Inspired by his father, Dr. Benjamin Burris became an orthodontist. In return, Dr. A.G. "Skeet" Burris is carrying on his son's legacy.
The elder Burris helped start the local chapter of the Smile for a Lifetime Foundation, which gives braces to residents who can't afford them otherwise. The younger Burris started the foundation last year in Jonesboro, Ark., and it has quickly spread nationwide. The Lowcountry chapter's first round of recipients will soon be decided.
The foundation targets those who would not have considered getting braces because of the hefty price tag.
"As my son says, 'Some see their chances of going to the orthodontist as the same as going to the moon,'<2009>" Burris said.
Applicants for the Smile for a Lifetime are reviewed by a board of directors, who will then pass on the potential recipients for a final evaluation by Burris. The local chapter plans on giving out six scholarships in its first year, Burris said.

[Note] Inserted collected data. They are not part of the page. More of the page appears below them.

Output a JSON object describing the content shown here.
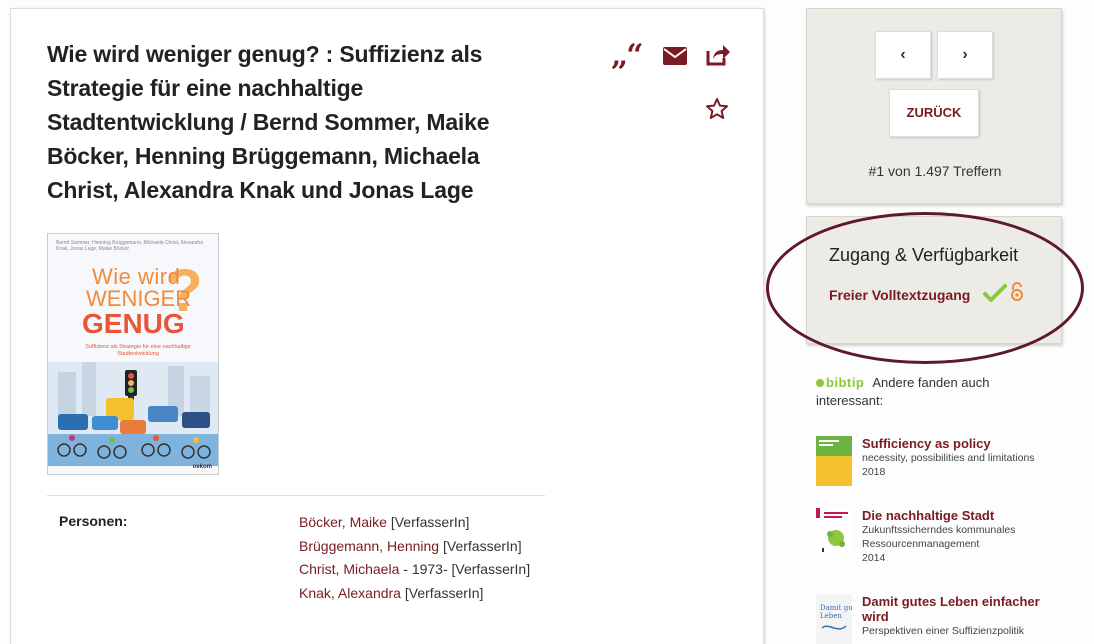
{
  "record": {
    "title": "Wie wird weniger genug? : Suffizienz als Strategie für eine nachhaltige Stadtentwicklung / Bernd Sommer, Maike Böcker, Henning Brüggemann, Michaela Christ, Alexandra Knak und Jonas Lage",
    "cover": {
      "authors": "Bernd Sommer, Henning Brüggemann, Michaela Christ, Alexandra Knak, Jonas Lage, Maike Böcker",
      "line1": "Wie wird",
      "line2": "WENIGER",
      "line3": "GENUG",
      "mark": "?",
      "subtitle": "Suffizienz als Strategie für eine nachhaltige Stadtentwicklung",
      "publisher": "oekom"
    },
    "persons_label": "Personen:",
    "persons": [
      {
        "name": "Böcker, Maike",
        "extra": " [VerfasserIn]"
      },
      {
        "name": "Brüggemann, Henning",
        "extra": " [VerfasserIn]"
      },
      {
        "name": "Christ, Michaela",
        "extra": " - 1973- [VerfasserIn]"
      },
      {
        "name": "Knak, Alexandra",
        "extra": " [VerfasserIn]"
      }
    ]
  },
  "toolbar": {
    "cite_icon": "quote-icon",
    "mail_icon": "mail-icon",
    "share_icon": "share-icon",
    "favorite_icon": "star-icon"
  },
  "navigation": {
    "prev_label": "‹",
    "next_label": "›",
    "back_label": "ZURÜCK",
    "hits_text": "#1 von 1.497 Treffern"
  },
  "access": {
    "title": "Zugang & Verfügbarkeit",
    "link_label": "Freier Volltextzugang",
    "check_icon": "checkmark-icon",
    "oa_icon": "open-access-icon",
    "highlight_color": "#5e1a2c"
  },
  "bibtip": {
    "brand": "bibtip",
    "intro": "Andere fanden auch interessant:",
    "items": [
      {
        "title": "Sufficiency as policy",
        "subtitle": "necessity, possibilities and limitations",
        "year": "2018"
      },
      {
        "title": "Die nachhaltige Stadt",
        "subtitle": "Zukunftssicherndes kommunales Ressourcenmanagement",
        "year": "2014"
      },
      {
        "title": "Damit gutes Leben einfacher wird",
        "subtitle": "Perspektiven einer Suffizienzpolitik",
        "year": ""
      }
    ]
  },
  "colors": {
    "accent": "#7a1a22",
    "panel_bg": "#ecebe5",
    "bibtip_green": "#8dc63f"
  }
}
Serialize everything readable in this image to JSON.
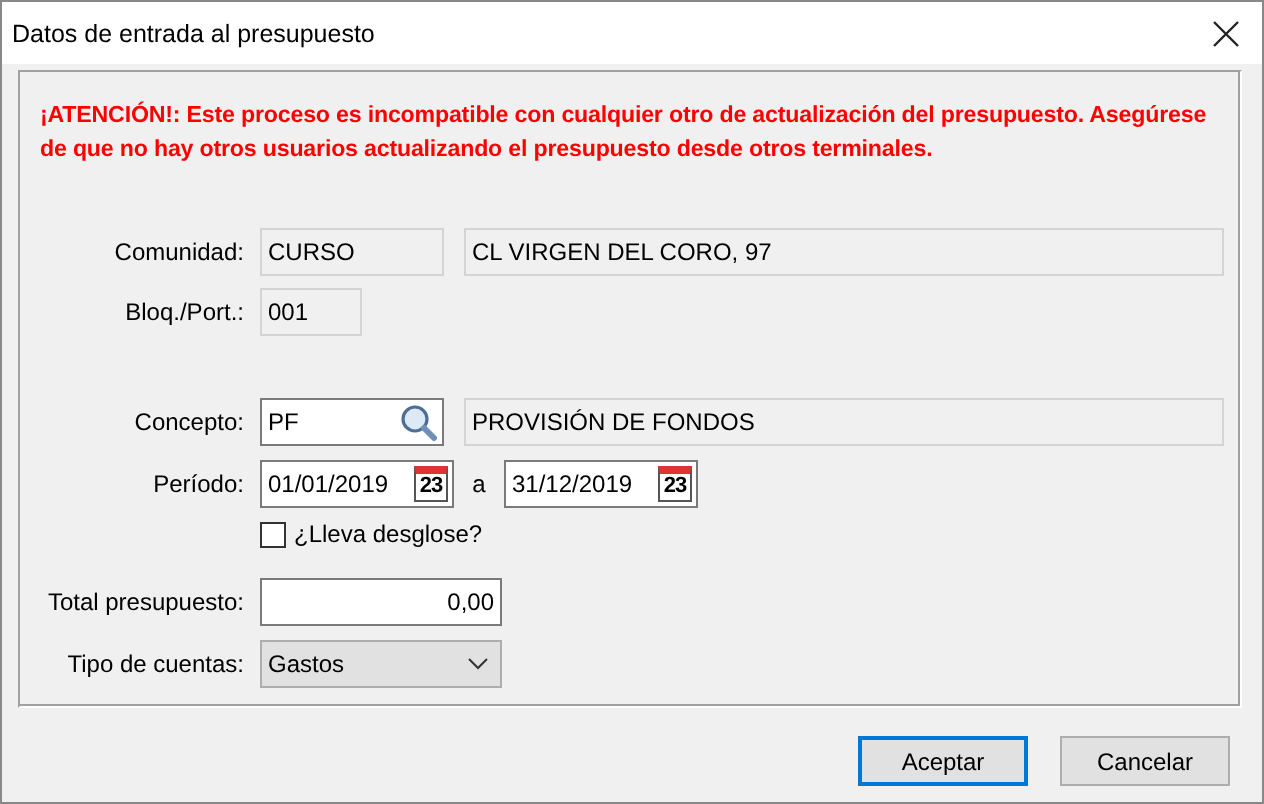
{
  "window": {
    "title": "Datos de entrada al presupuesto"
  },
  "warning": "¡ATENCIÓN!: Este proceso es incompatible con cualquier otro de actualización del presupuesto. Asegúrese de que no hay otros usuarios actualizando el presupuesto desde otros terminales.",
  "comunidad": {
    "label": "Comunidad:",
    "code": "CURSO",
    "name": "CL VIRGEN DEL CORO, 97"
  },
  "bloque": {
    "label": "Bloq./Port.:",
    "value": "001"
  },
  "concepto": {
    "label": "Concepto:",
    "code": "PF",
    "name": "PROVISIÓN DE FONDOS"
  },
  "periodo": {
    "label": "Período:",
    "from": "01/01/2019",
    "separator": "a",
    "to": "31/12/2019",
    "from_calendar_day": "23",
    "to_calendar_day": "23"
  },
  "desglose": {
    "label": "¿Lleva desglose?",
    "checked": false
  },
  "total": {
    "label": "Total presupuesto:",
    "value": "0,00"
  },
  "tipo": {
    "label": "Tipo de cuentas:",
    "value": "Gastos"
  },
  "buttons": [
    {
      "label": "Aceptar",
      "default": true
    },
    {
      "label": "Cancelar",
      "default": false
    }
  ]
}
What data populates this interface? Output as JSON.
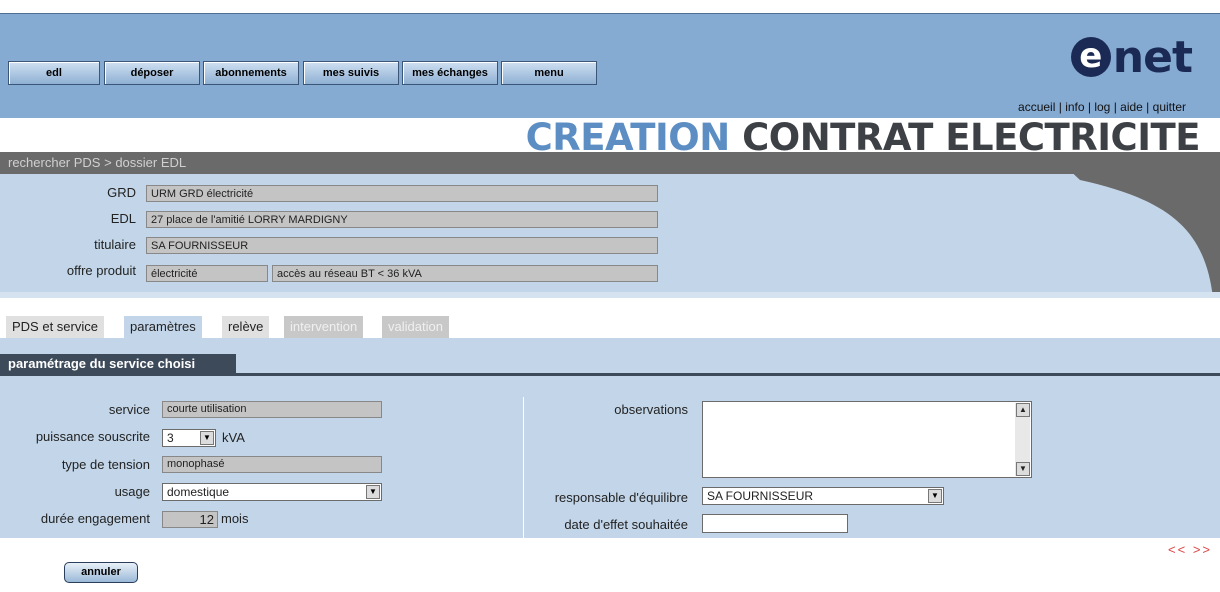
{
  "nav": {
    "edl": "edl",
    "deposer": "déposer",
    "abonnements": "abonnements",
    "mes_suivis": "mes suivis",
    "mes_echanges": "mes échanges",
    "menu": "menu"
  },
  "logo": {
    "e": "e",
    "rest": "net"
  },
  "toplinks": {
    "accueil": "accueil",
    "info": "info",
    "log": "log",
    "aide": "aide",
    "quitter": "quitter",
    "sep": " | "
  },
  "title": {
    "part1": "CREATION",
    "part2": "CONTRAT ELECTRICITE"
  },
  "breadcrumb": {
    "item1": "rechercher PDS",
    "sep": " > ",
    "item2": "dossier EDL"
  },
  "dossier": {
    "grd_label": "GRD",
    "grd_value": "URM GRD électricité",
    "edl_label": "EDL",
    "edl_value": "27 place de l'amitié LORRY MARDIGNY",
    "titulaire_label": "titulaire",
    "titulaire_value": "SA FOURNISSEUR",
    "offre_label": "offre produit",
    "offre_value1": "électricité",
    "offre_value2": "accès au réseau BT < 36 kVA"
  },
  "tabs": [
    {
      "label": "PDS et service",
      "state": "normal"
    },
    {
      "label": "paramètres",
      "state": "active"
    },
    {
      "label": "relève",
      "state": "normal"
    },
    {
      "label": "intervention",
      "state": "disabled"
    },
    {
      "label": "validation",
      "state": "disabled"
    }
  ],
  "section": {
    "title": "paramétrage du service choisi"
  },
  "form": {
    "service_label": "service",
    "service_value": "courte utilisation",
    "puissance_label": "puissance souscrite",
    "puissance_value": "3",
    "puissance_unit": "kVA",
    "tension_label": "type de tension",
    "tension_value": "monophasé",
    "usage_label": "usage",
    "usage_value": "domestique",
    "duree_label": "durée engagement",
    "duree_value": "12",
    "duree_unit": "mois",
    "observations_label": "observations",
    "observations_value": "",
    "responsable_label": "responsable d'équilibre",
    "responsable_value": "SA FOURNISSEUR",
    "date_label": "date d'effet souhaitée",
    "date_value": ""
  },
  "pager": {
    "prev": "<<",
    "next": ">>"
  },
  "buttons": {
    "cancel": "annuler"
  },
  "colors": {
    "header": "#86abd3",
    "panel": "#c3d6e9",
    "title_blue": "#5c8ec4",
    "title_dark": "#3d4045",
    "section": "#3c4a5a",
    "pager": "#dd4444"
  }
}
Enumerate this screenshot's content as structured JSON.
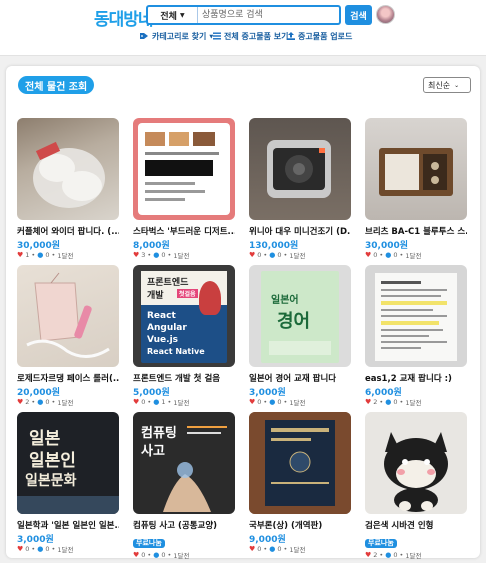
{
  "header": {
    "logo": "동대방네",
    "search_category": "전체",
    "search_placeholder": "상품명으로 검색",
    "search_button": "검색"
  },
  "subnav": {
    "category": "카테고리로 찾기",
    "all_items": "전체 중고물품 보기",
    "upload": "중고물품 업로드"
  },
  "main": {
    "title": "전체 물건 조회",
    "sort": "최신순"
  },
  "products": [
    {
      "title": "커플체어 와이더 팝니다. (...",
      "price": "30,000원",
      "likes": "1",
      "comments": "0",
      "time": "1달전",
      "badge": ""
    },
    {
      "title": "스타벅스 '부드러운 디저트...",
      "price": "8,000원",
      "likes": "3",
      "comments": "0",
      "time": "1달전",
      "badge": ""
    },
    {
      "title": "위니아 대우 미니건조기 (D...",
      "price": "130,000원",
      "likes": "0",
      "comments": "0",
      "time": "1달전",
      "badge": ""
    },
    {
      "title": "브리츠 BA-C1 블루투스 스...",
      "price": "30,000원",
      "likes": "0",
      "comments": "0",
      "time": "1달전",
      "badge": ""
    },
    {
      "title": "로제드자르댕 페이스 롤러(...",
      "price": "20,000원",
      "likes": "2",
      "comments": "0",
      "time": "1달전",
      "badge": ""
    },
    {
      "title": "프론트엔드 개발 첫 걸음",
      "price": "5,000원",
      "likes": "0",
      "comments": "1",
      "time": "1달전",
      "badge": ""
    },
    {
      "title": "일본어 경어 교재 팝니다",
      "price": "3,000원",
      "likes": "0",
      "comments": "0",
      "time": "1달전",
      "badge": ""
    },
    {
      "title": "eas1,2 교재 팝니다 :)",
      "price": "6,000원",
      "likes": "2",
      "comments": "0",
      "time": "1달전",
      "badge": ""
    },
    {
      "title": "일본학과 '일본 일본인 일본...",
      "price": "3,000원",
      "likes": "0",
      "comments": "0",
      "time": "1달전",
      "badge": ""
    },
    {
      "title": "컴퓨팅 사고 (공통교양)",
      "price": "",
      "likes": "0",
      "comments": "0",
      "time": "1달전",
      "badge": "무료나눔"
    },
    {
      "title": "국부론(상) (개역판)",
      "price": "9,000원",
      "likes": "0",
      "comments": "0",
      "time": "1달전",
      "badge": ""
    },
    {
      "title": "검은색 시바견 인형",
      "price": "",
      "likes": "2",
      "comments": "0",
      "time": "1달전",
      "badge": "무료나눔"
    }
  ],
  "thumb_texts": {
    "frontend_1": "프론트엔드",
    "frontend_2": "개발",
    "frontend_3": "첫걸음",
    "frontend_4": "React",
    "frontend_5": "Angular",
    "frontend_6": "Vue.js",
    "frontend_7": "React Native",
    "keigo_1": "일본어",
    "keigo_2": "경어",
    "japan_1": "일본",
    "japan_2": "일본인",
    "japan_3": "일본문화",
    "computing_1": "컴퓨팅",
    "computing_2": "사고"
  }
}
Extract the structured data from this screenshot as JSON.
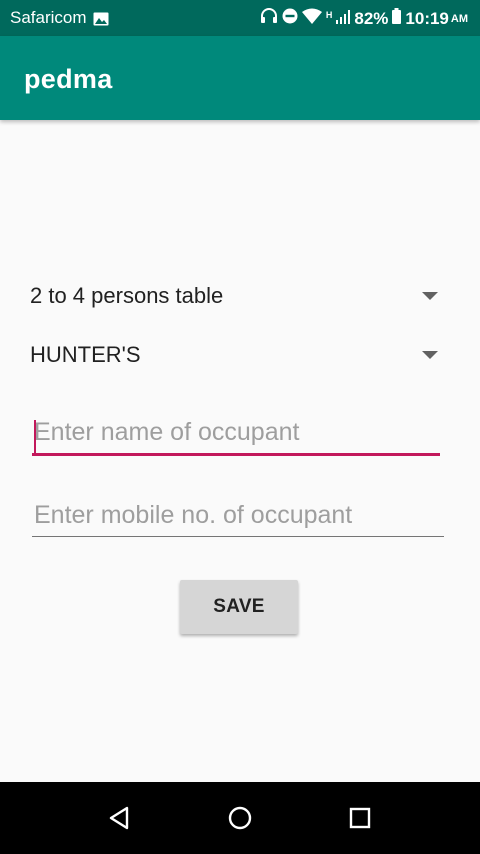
{
  "status_bar": {
    "carrier": "Safaricom",
    "battery": "82%",
    "time": "10:19",
    "ampm": "AM",
    "network_type": "H",
    "icons": [
      "image-icon",
      "headphones-icon",
      "do-not-disturb-icon",
      "wifi-icon",
      "signal-icon",
      "battery-icon"
    ]
  },
  "app_bar": {
    "title": "pedma",
    "color": "#00897b"
  },
  "form": {
    "table_spinner": {
      "selected": "2 to 4 persons table"
    },
    "venue_spinner": {
      "selected": "HUNTER'S"
    },
    "name_field": {
      "value": "",
      "placeholder": "Enter name of occupant"
    },
    "mobile_field": {
      "value": "",
      "placeholder": "Enter mobile no. of occupant"
    },
    "save_label": "SAVE",
    "accent_color": "#c2185b"
  },
  "nav_bar": {
    "icons": [
      "back-icon",
      "home-icon",
      "recents-icon"
    ]
  }
}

The foundais similar to a scholarship program, Burris said. Like a scholarship recipient has to maintain a certain grade point average, the Smile for a Lifetime recipient must maintain proper care of his or her teeth and braces to keep receiving the work.
"We're looking for a young person who is motivated but who just doesn't have the finances," said Skeet Burris' wife, Gail, who helps organize the local chapter.
The elder Burris' practice has been in the Beaufort area for about 30 years. The former Navy dentist at Parris Island went away to orthodontics school then returned, despite the misgivings of his peers who said the sleepy town wouldn't have enough patients. But the Lowcountry charmed Burris.
The younger Burris grew up in Beaufort then went to The Citadel for a degree in marine biology. After spending a year New Zealand following graduation, he decided to take a different career path -- orthodontics. He earned his degree from University of Tennessee in Memphis and settled just across the state line in Jonesboro.
He started his practice in 2004, occasionally providing free work to patients who couldn't afford it. It isn't unusual for an orthodontist to give braces pro bono, but Ben Burris said his work was usually based on patients who were coming to him. He wanted to make it a more formalized process, reaching out to people who may not even consider getting braces an option.
He established Smile for a Lifetime in northeast Arkansas last year. On the encouragement of friends and family, he took it national. Now with a board of directors and executive director, the foundation has chapters in 25 states.
"Watching it grow has been amazing," Ben Burris said.